Yeah or Neah And why?


----------



## Master Mark (Aug 14, 2009)

*no way*

it is now made by A.o.smith...

does that not tell you enough??..


----------



## OldSchool (Jan 30, 2010)

pilot light said:


> Yeah or Neah And why?


pilot if you are going to start a thread.... 

You need to put a little more into it....


----------



## ILPlumber (Jun 17, 2008)

Yeah.

Solid product / good price.

Made in TN.

Nuff said.....


----------



## Eric (Jan 10, 2011)

We have put in a few and have had good luck with them.
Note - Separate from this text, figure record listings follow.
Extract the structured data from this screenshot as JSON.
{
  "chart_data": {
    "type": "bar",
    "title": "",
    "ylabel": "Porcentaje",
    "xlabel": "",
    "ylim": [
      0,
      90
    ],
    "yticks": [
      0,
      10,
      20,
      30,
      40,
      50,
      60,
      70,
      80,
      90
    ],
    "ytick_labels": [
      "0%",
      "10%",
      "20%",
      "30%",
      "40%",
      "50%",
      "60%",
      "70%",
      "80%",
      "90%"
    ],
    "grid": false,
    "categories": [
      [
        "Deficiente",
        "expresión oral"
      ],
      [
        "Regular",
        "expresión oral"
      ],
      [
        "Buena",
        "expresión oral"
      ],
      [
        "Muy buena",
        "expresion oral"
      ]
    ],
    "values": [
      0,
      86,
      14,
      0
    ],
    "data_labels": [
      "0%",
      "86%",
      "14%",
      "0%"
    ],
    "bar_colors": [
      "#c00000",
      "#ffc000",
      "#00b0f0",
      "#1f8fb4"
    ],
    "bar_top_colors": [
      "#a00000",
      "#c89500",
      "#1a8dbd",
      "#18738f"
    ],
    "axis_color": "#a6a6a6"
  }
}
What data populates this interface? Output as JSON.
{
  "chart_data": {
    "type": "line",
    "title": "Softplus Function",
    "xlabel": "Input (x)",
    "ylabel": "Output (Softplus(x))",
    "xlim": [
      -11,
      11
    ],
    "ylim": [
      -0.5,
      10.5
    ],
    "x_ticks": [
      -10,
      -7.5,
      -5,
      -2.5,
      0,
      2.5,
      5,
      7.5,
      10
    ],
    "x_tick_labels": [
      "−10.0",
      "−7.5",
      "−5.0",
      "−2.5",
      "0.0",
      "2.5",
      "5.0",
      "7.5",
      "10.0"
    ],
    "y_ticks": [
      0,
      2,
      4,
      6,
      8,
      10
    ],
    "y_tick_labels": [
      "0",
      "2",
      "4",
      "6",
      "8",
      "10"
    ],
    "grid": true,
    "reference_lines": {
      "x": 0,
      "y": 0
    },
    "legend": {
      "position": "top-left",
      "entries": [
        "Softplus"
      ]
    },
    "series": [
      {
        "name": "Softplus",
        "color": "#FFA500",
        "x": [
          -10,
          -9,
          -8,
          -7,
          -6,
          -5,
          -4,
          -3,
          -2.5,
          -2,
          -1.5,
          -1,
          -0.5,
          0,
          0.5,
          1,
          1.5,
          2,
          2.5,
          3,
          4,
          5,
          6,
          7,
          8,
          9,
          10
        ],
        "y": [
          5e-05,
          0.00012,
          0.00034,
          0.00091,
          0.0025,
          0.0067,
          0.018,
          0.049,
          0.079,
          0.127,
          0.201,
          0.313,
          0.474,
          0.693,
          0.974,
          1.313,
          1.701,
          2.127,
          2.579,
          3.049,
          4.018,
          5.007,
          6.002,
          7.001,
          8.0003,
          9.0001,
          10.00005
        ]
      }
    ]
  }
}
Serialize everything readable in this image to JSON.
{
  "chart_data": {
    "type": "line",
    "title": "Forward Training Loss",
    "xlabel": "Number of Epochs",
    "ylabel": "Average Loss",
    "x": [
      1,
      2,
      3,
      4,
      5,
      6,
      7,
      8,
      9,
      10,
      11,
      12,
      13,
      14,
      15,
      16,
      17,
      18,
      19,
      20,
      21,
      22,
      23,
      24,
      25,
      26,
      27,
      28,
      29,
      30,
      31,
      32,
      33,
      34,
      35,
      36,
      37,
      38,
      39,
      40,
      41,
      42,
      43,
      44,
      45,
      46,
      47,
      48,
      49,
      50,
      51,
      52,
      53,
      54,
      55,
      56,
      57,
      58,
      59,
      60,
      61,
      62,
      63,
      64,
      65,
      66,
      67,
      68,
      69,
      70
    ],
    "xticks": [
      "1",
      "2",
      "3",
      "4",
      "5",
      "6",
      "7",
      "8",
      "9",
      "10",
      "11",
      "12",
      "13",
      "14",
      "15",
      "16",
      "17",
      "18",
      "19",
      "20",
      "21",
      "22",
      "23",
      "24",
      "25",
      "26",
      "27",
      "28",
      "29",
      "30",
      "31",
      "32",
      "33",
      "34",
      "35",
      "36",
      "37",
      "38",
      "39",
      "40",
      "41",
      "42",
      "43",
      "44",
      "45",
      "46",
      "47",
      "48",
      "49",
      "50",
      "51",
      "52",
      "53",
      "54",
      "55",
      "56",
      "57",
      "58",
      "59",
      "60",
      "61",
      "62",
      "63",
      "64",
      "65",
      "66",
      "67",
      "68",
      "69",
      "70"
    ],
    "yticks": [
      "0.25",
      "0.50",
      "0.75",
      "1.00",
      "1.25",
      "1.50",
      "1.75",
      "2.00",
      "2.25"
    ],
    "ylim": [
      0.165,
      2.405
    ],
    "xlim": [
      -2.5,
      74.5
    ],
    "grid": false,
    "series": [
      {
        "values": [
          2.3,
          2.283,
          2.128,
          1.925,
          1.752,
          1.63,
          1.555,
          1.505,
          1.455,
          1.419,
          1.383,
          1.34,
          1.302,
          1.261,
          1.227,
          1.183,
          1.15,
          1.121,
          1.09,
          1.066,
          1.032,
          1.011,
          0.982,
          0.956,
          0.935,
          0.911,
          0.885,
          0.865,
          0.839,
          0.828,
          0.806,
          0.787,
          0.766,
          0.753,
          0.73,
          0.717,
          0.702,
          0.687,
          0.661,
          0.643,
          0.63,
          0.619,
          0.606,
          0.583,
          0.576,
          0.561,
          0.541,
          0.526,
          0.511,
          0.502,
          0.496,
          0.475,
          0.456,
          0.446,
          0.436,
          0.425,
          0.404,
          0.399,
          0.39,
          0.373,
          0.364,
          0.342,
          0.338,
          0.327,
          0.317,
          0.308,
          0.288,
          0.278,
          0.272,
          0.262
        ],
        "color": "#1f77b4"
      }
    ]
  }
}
They now have a wall mounted model WHN... with 96% AFUE.

It does not need a separate relay for the system pump if only one zone.

You can program it to ramp up the temp after a certain period of time on a call for heat if not satisified. Like with pogrammable tstats.

You can have 3 separate t-stat inputs for different types of heat emitters in a home- with 3-different outdoor reset parameters.

It stainless not Aluminum.

The most difficult thing about them is setting the parameters but have a software program that you can plug a laptop into via usb and set them with that.

I say "Yea"


----------



## Plumbdog (Jan 27, 2009)

so you tell us "yea or nay" ? What are your thoughts?


----------



## pilot light (Apr 21, 2012)

Yeah, although Iam also a little concerned that as mentioned before ao smith is now making them. I like the features the interface provide for setup and they are quiet . Iam also suprised how many other companys like lars also use the same heat exchanger. 

Then sometimes I dont want an interface telling me whats going on, all I want is to be working on an old dirty antiquated oil-fired riello power-burner on a hydrotherm reading gauges smokespotting adjusting and tweaking and also the awesome sound.:thumbup:


----------



## ZL700 (Dec 8, 2009)

AO smith bought them a year ago, but they didn't change the design or make them. It's all lochinvar.

Not true on their POS tanks though.


----------



## pilot light (Apr 21, 2012)

Never used the tanks. I do like knights and the armor no beefs. Was looking at a response to an old thread about issues posted under condensing water heaters saying they were expensive and troublesome. Thought I would let others respond to their findings.


----------